Oak woodland: burn it or lose it?
On Dec 10 2013 the most recent webinar was held. This was presented by Dr. Gregory Nowacki, an ecologist with the U.S. Forest Service, and titled: The Demise of Fire and “Mesophication” of Forests in the Eastern United States. Although I summarized this paper in a blog post in 2009, I recommend watching the whole Webinar, which is well illustrated and easy to follow.
One of the most important points of the Nowacki/Abrams paper was the striking decrease in use of fire in eastern U.S.forests since the 1950s. This is illustrated in the graph below, which comes from the original paper.

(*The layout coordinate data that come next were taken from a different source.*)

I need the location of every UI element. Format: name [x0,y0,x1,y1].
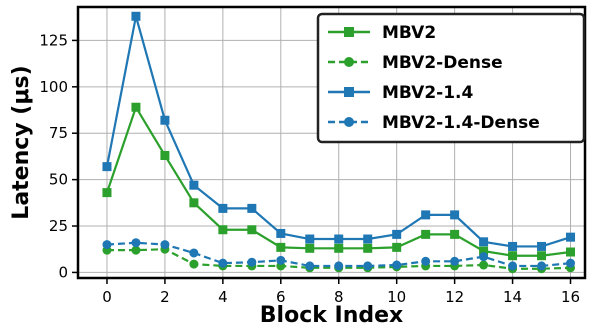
legend-marker [344,27,354,37]
data-point [218,258,228,268]
series-mbv2-1-4-dense [102,238,576,271]
axis-ticks: 0 2 4 6 8 10 12 14 16 0 25 50 75 100 125 [39,31,580,306]
data-point [334,234,344,244]
data-point [218,225,228,235]
series-mbv2-1-4 [102,11,576,251]
data-point [189,259,199,269]
data-point [131,238,141,248]
data-point [479,237,489,247]
x-tick-label: 10 [387,288,406,306]
data-point [479,252,489,262]
data-point [276,228,286,238]
legend-label: MBV2 [382,23,436,43]
x-tick-label: 0 [102,288,112,306]
data-point [189,180,199,190]
x-tick-label: 16 [561,288,580,306]
data-point [566,258,576,268]
data-point [392,242,402,252]
data-point [421,256,431,266]
data-point [102,240,112,250]
legend-label: MBV2-1.4-Dense [382,113,540,133]
y-tick-label: 25 [49,217,68,235]
data-point [363,261,373,271]
x-axis-title: Block Index [260,303,403,327]
data-point [247,257,257,267]
data-point [102,188,112,198]
y-axis-title: Latency (μs) [9,65,34,219]
legend-entry: MBV2-Dense [328,53,503,73]
data-point [392,229,402,239]
data-point [421,229,431,239]
data-point [363,243,373,253]
data-point [363,234,373,244]
legend-entry: MBV2-1.4-Dense [328,113,540,133]
x-tick-label: 4 [218,288,228,306]
data-point [508,261,518,271]
legend-entry: MBV2-1.4 [328,83,474,103]
data-point [276,242,286,252]
data-point [450,256,460,266]
data-point [508,251,518,261]
data-point [102,162,112,172]
legend-entry: MBV2 [328,23,436,43]
data-point [189,248,199,258]
x-tick-label: 14 [503,288,522,306]
x-tick-label: 8 [334,288,344,306]
data-point [450,210,460,220]
data-point [421,210,431,220]
data-point [305,243,315,253]
y-tick-label: 125 [39,31,68,49]
plot-frame [76,5,587,280]
data-point [305,234,315,244]
data-point [508,241,518,251]
series-mbv2 [102,102,576,261]
data-point [131,102,141,112]
legend-marker [344,87,354,97]
plot-series [102,11,576,274]
data-point [479,260,489,270]
data-point [131,245,141,255]
data-point [247,203,257,213]
data-point [276,255,286,265]
data-point [537,261,547,271]
data-point [160,115,170,125]
data-point [334,243,344,253]
y-tick-label: 50 [49,171,68,189]
legend: MBV2 MBV2-Dense MBV2-1.4 MBV2-1.4-Dense [316,12,586,144]
data-point [160,150,170,160]
data-point [566,247,576,257]
data-point [334,261,344,271]
x-tick-label: 6 [276,288,286,306]
data-point [160,240,170,250]
data-point [537,251,547,261]
y-tick-label: 0 [58,263,68,281]
data-point [566,232,576,242]
legend-marker [344,117,354,127]
x-tick-label: 2 [160,288,170,306]
y-tick-label: 100 [39,78,68,96]
legend-label: MBV2-Dense [382,53,503,73]
data-point [392,260,402,270]
legend-label: MBV2-1.4 [382,83,474,103]
data-point [247,225,257,235]
data-point [218,203,228,213]
legend-box [316,12,586,144]
data-point [305,261,315,271]
data-point [189,198,199,208]
data-point [450,229,460,239]
y-tick-label: 75 [49,124,68,142]
data-point [131,11,141,21]
legend-marker [344,57,354,67]
x-tick-label: 12 [445,288,464,306]
data-point [537,241,547,251]
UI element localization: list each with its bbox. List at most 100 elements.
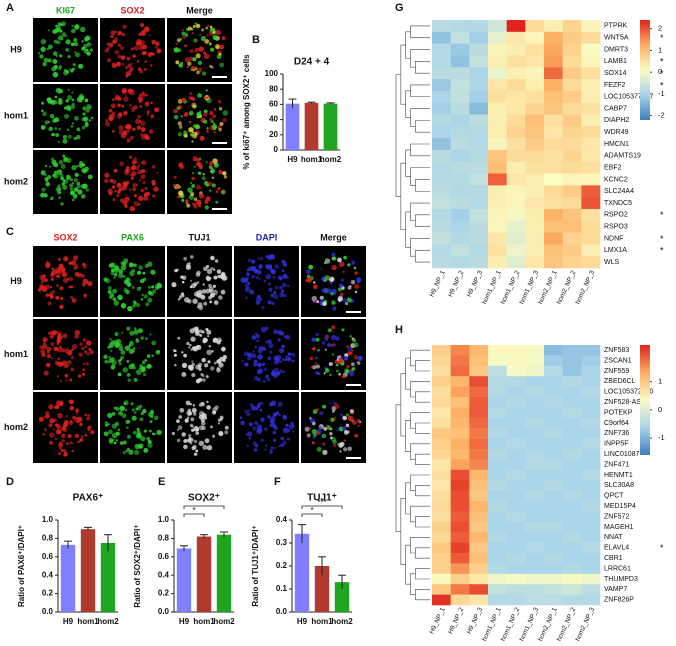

Area burned in the eastern United States
(1938–1990) based on historic fire records held at the US
Forest Service, Fire and AviationManagement,Washington
Office, and compiled by ReginaWinkler (R6 Information
Technology Specialist). Area includesMinnesota, Iowa,
Missouri, Arkansas, Lousiana, and all states eastward.
This marked decline in burning since World War II is striking. For some reason, the "culture" of woods burning apparently changed after the war. Now the goal is to change this culture back. Private landowners are strongly encouraged to burn their oak woods, at least every three years, if not more often.
At Pleasant Valley Conservancy we first burned our oak woodlands in 1999, followed by burns in 2007, 2008, 2010, 2012. Although the first burn was rather spotty, it has improved with time and the 2012 burn was very good. The plan is to continue burning at least every other year, either in spring or fall (depending on the weather).
The title of my blog post comes from a new brochure published by the Wildland Fire Laboratory at Humboldt State University (California). As it happens, California has lots of oak woodlands, mostly on private land. The brochure is intended to encourage landowners to burn. (I learned about this group because they used one of my oak woodland fire photos in the brochure.)